The book describes itself as a set of hybrids, and its 164 pages display 98 of Townend’s photographs together with 83 haiku by Eva H.D. Its sequencing is impeccable, but it can be read in a variety of ways―front to back, back to front, from the middle outward, or entirely at random. What holds the viewer’s attention is not a specific narrative, or even a single way of seeing, but the wonder that arises when meanings are suggested rather than defined.

These meanings may be rooted in experience―often related to memory, identity or relationship―or they may derive from aspects of the image itself: color value, saturation, emotional valence; translucence, reflection, depth of field; even the sense of an instant, or a particular time of day. The variability between what the photographs show and what the haiku proclaim is fascinating: sometimes the poems echo the images, sometimes they contradict what we think we see; other times they bring new thoughts altogether. Each combination is a surprise.

In many of Townend’s photographs, the subject emerges from a background of blue or green, and in large part the images are made vibrant by his sensitivity to color: blue is contrasted with red, green with yellow, purple with ocher or black; lighter tonalities are associated with weather and atmosphere, darker colors with mass and form. The feeling of being in a place or sharing a moment is always present; and while the photographs come from many regions of the world, it is only on occasion that the specifics of a location can be guessed. All the images seem suffused with experience of the natural or the human landscape, and all express a deep love of photography itself. Sometimes mysterious, Townend’s images are nonetheless always approachable.

Eva H.D.’s words both illuminate and challenge these images, and although her world view can be darker than Townend’s, her openness to possibility is remarkable. Opposite a warm-toned photograph of a couple, she declares, I’M NO ICARUS―I never said I / understood marriage, though I’m / no Hegel, either―and suddenly we see the photograph, and the individuals in it, in a completely new way. A close-cropped image of an older man, eyes closed, calls forth a more complex title―I AM, IN A SENSE, IN THE BLINK OF AN EYE MY FATHER―and then this wonderful poem: Hope now flies, he says, / like a wingless bird: still, it’s / a bird, and it tries. Age is visible in the photograph, and parenthood implicit; the image is both expressive and kind.

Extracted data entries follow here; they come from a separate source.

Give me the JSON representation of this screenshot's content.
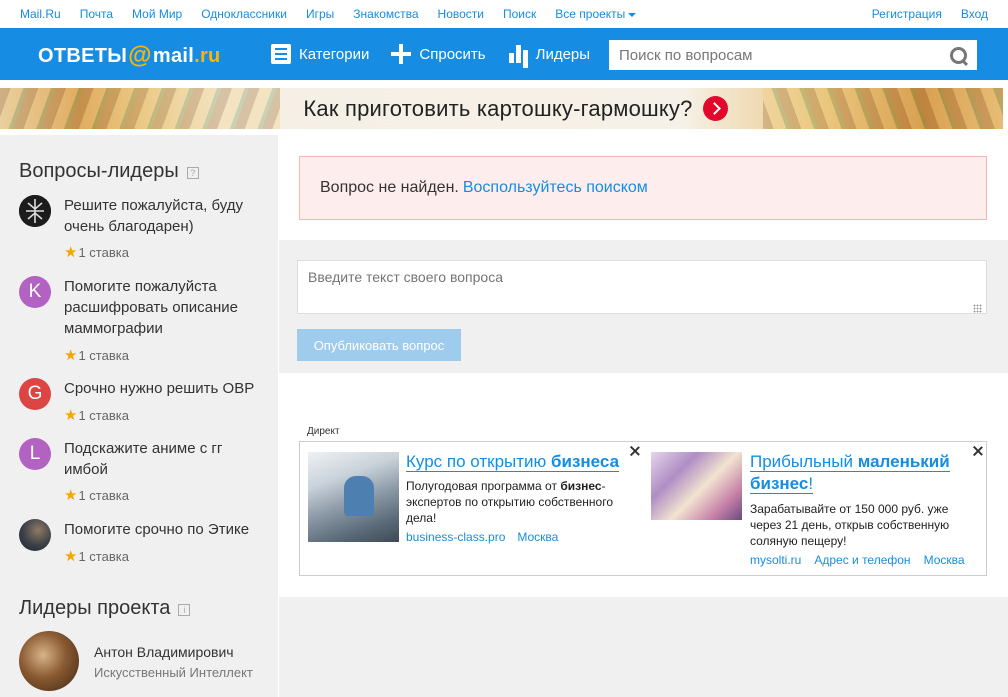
{
  "portal": {
    "links": [
      "Mail.Ru",
      "Почта",
      "Мой Мир",
      "Одноклассники",
      "Игры",
      "Знакомства",
      "Новости",
      "Поиск"
    ],
    "all_projects": "Все проекты",
    "register": "Регистрация",
    "login": "Вход"
  },
  "header": {
    "logo_text": "ОТВЕТЫ",
    "logo_at": "@",
    "logo_mail": "mail",
    "logo_ru": ".ru",
    "nav": {
      "categories": "Категории",
      "ask": "Спросить",
      "leaders": "Лидеры"
    },
    "search_placeholder": "Поиск по вопросам"
  },
  "promo": {
    "text": "Как приготовить картошку-гармошку?"
  },
  "sidebar": {
    "leaders_heading": "Вопросы-лидеры",
    "questions": [
      {
        "title": "Решите пожалуйста, буду очень благодарен)",
        "bet": "1 ставка",
        "avatar_letter": "",
        "avatar_color": "#1c1c1c"
      },
      {
        "title": "Помогите пожалуйста расшифровать описание маммографии",
        "bet": "1 ставка",
        "avatar_letter": "K",
        "avatar_color": "#b262c0"
      },
      {
        "title": "Срочно нужно решить ОВР",
        "bet": "1 ставка",
        "avatar_letter": "G",
        "avatar_color": "#dd4545"
      },
      {
        "title": "Подскажите аниме с гг имбой",
        "bet": "1 ставка",
        "avatar_letter": "L",
        "avatar_color": "#b262c0"
      },
      {
        "title": "Помогите срочно по Этике",
        "bet": "1 ставка",
        "avatar_letter": "",
        "avatar_color": "#2e3640"
      }
    ],
    "project_leaders_heading": "Лидеры проекта",
    "leader": {
      "name": "Антон Владимирович",
      "rank": "Искусственный Интеллект"
    }
  },
  "main": {
    "not_found_text": "Вопрос не найден.",
    "not_found_link": "Воспользуйтесь поиском",
    "ask_placeholder": "Введите текст своего вопроса",
    "publish_button": "Опубликовать вопрос",
    "direct_label": "Директ",
    "ads": [
      {
        "title_plain": "Курс по открытию ",
        "title_bold": "бизнеса",
        "text_1": "Полугодовая программа от ",
        "text_bold": "бизнес",
        "text_2": "-экспертов по открытию собственного дела!",
        "links": [
          "business-class.pro",
          "Москва"
        ]
      },
      {
        "title_plain": "Прибыльный ",
        "title_bold": "маленький бизнес",
        "title_end": "!",
        "text": "Зарабатывайте от 150 000 руб. уже через 21 день, открыв собственную соляную пещеру!",
        "links": [
          "mysolti.ru",
          "Адрес и телефон",
          "Москва"
        ]
      }
    ]
  },
  "colors": {
    "brand_blue": "#168de2",
    "accent_yellow": "#ffb400",
    "sidebar_bg": "#f0f0f0",
    "error_bg": "#fdeeed",
    "star": "#f0a800"
  }
}
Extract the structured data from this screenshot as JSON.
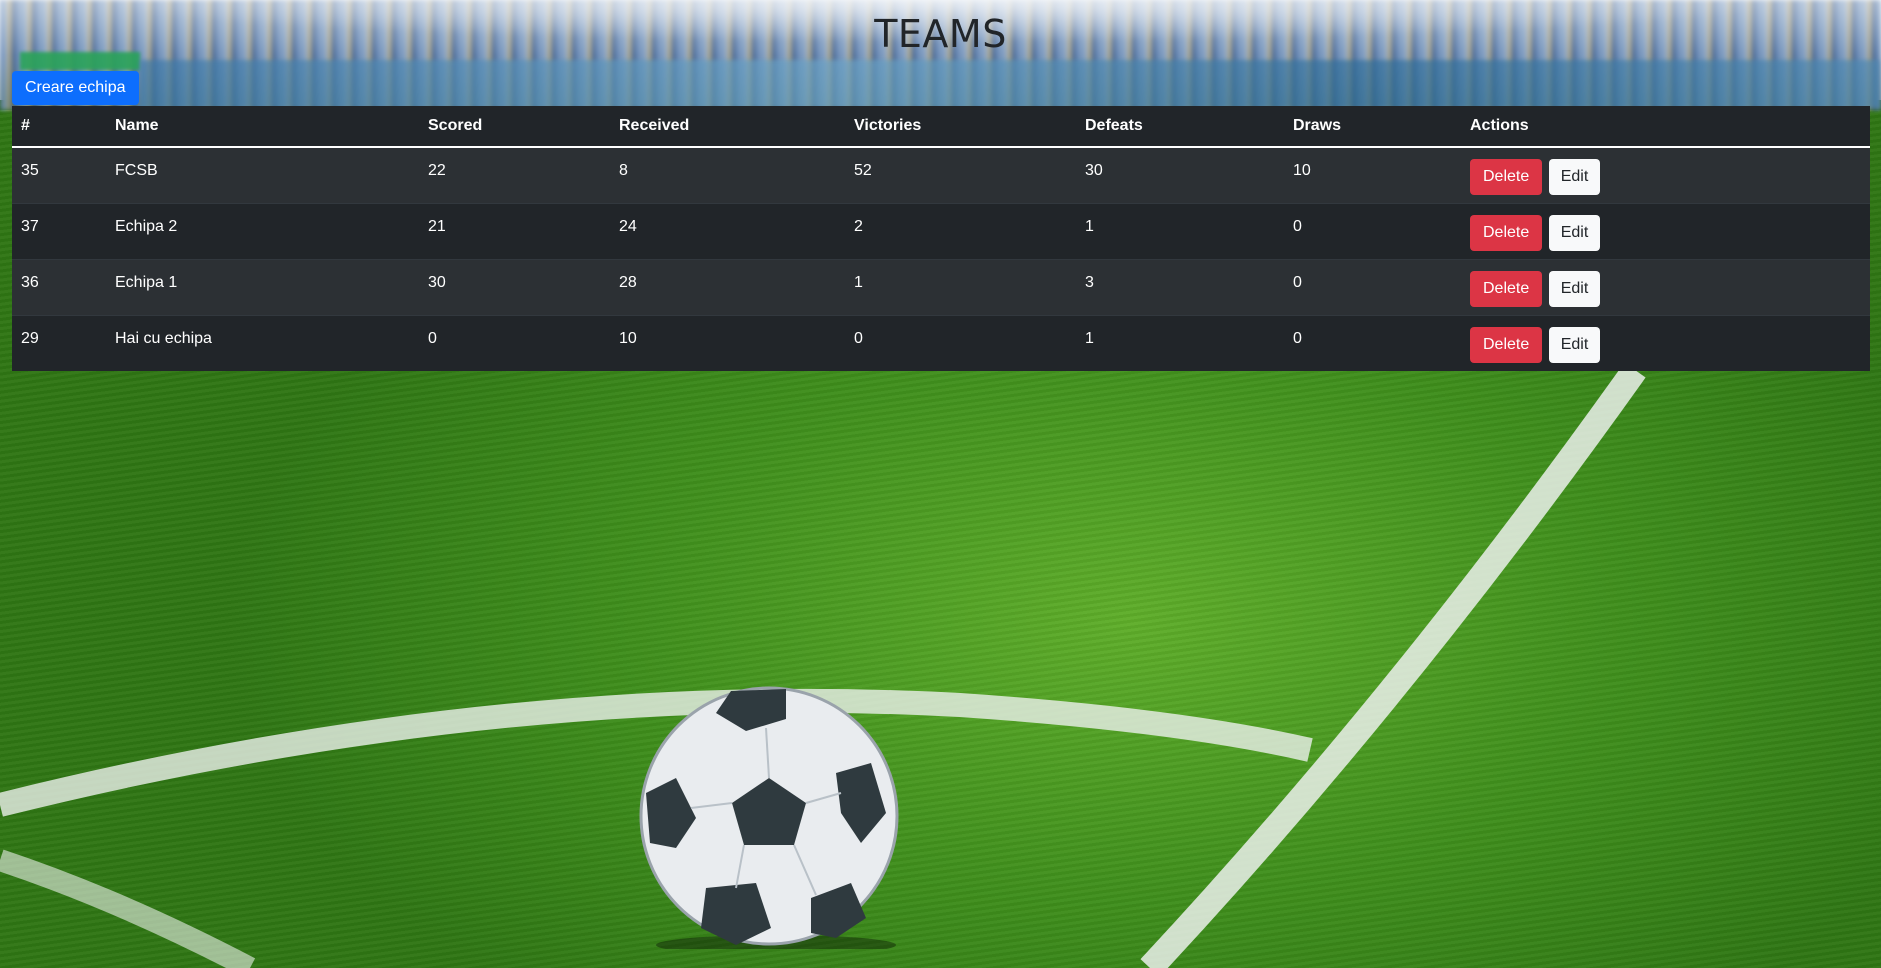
{
  "page": {
    "title": "TEAMS",
    "create_button_label": "Creare echipa"
  },
  "table": {
    "headers": [
      "#",
      "Name",
      "Scored",
      "Received",
      "Victories",
      "Defeats",
      "Draws",
      "Actions"
    ],
    "rows": [
      {
        "id": "35",
        "name": "FCSB",
        "scored": "22",
        "received": "8",
        "victories": "52",
        "defeats": "30",
        "draws": "10"
      },
      {
        "id": "37",
        "name": "Echipa 2",
        "scored": "21",
        "received": "24",
        "victories": "2",
        "defeats": "1",
        "draws": "0"
      },
      {
        "id": "36",
        "name": "Echipa 1",
        "scored": "30",
        "received": "28",
        "victories": "1",
        "defeats": "3",
        "draws": "0"
      },
      {
        "id": "29",
        "name": "Hai cu echipa",
        "scored": "0",
        "received": "10",
        "victories": "0",
        "defeats": "1",
        "draws": "0"
      }
    ],
    "delete_label": "Delete",
    "edit_label": "Edit"
  },
  "colors": {
    "primary": "#0d6efd",
    "danger": "#dc3545",
    "light": "#f8f9fa",
    "table_dark": "#212529",
    "table_stripe": "#2c3034"
  },
  "background": {
    "icon": "stadium-pitch-soccer-ball"
  }
}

But a wingless bird nonetheless trying to fly is something we would never have imagined: this is a meaning brought to the image, and to the viewer, specifically through words.

In a third example, a haiku titled VINCENT’S BRUSHSTROKES seems perfectly congruent with the more abstract qualities of Townend’s photograph: Who would have thought he / would run out of time before / running out of paint?

LIGHT WOUNDS is Townend’s third book project and his second publication after The Ravine, a hand-printed and custom-bound collection of landscape images now in the Rare Book Collection at the Toronto Reference Library. A complex and time-intensive undertaking, it also develops themes he explored in recent exhibitions at the Propeller and Eastern Front galleries in Toronto, and reflects the experiences of a 35-year career in photography, design, and audio-visual media.

The Canadian poet Eva H.D. is the winner of the 2015 Montreal International Poetry Prize, and the author of Rotten Perfect Mouth (2015), Shiner (2016) and Bonedog, recently featured in the Charlie Kaufman film I’m Thinking of Ending Things. LIGHT WOUNDS is her first collaboration with Townend; it is available to order at www.lightwounds.com.

This is a multilayered and rewarding book, and highly recommended―especially for those who share a curiosity about the endless differences between what an image shows, and what it might express.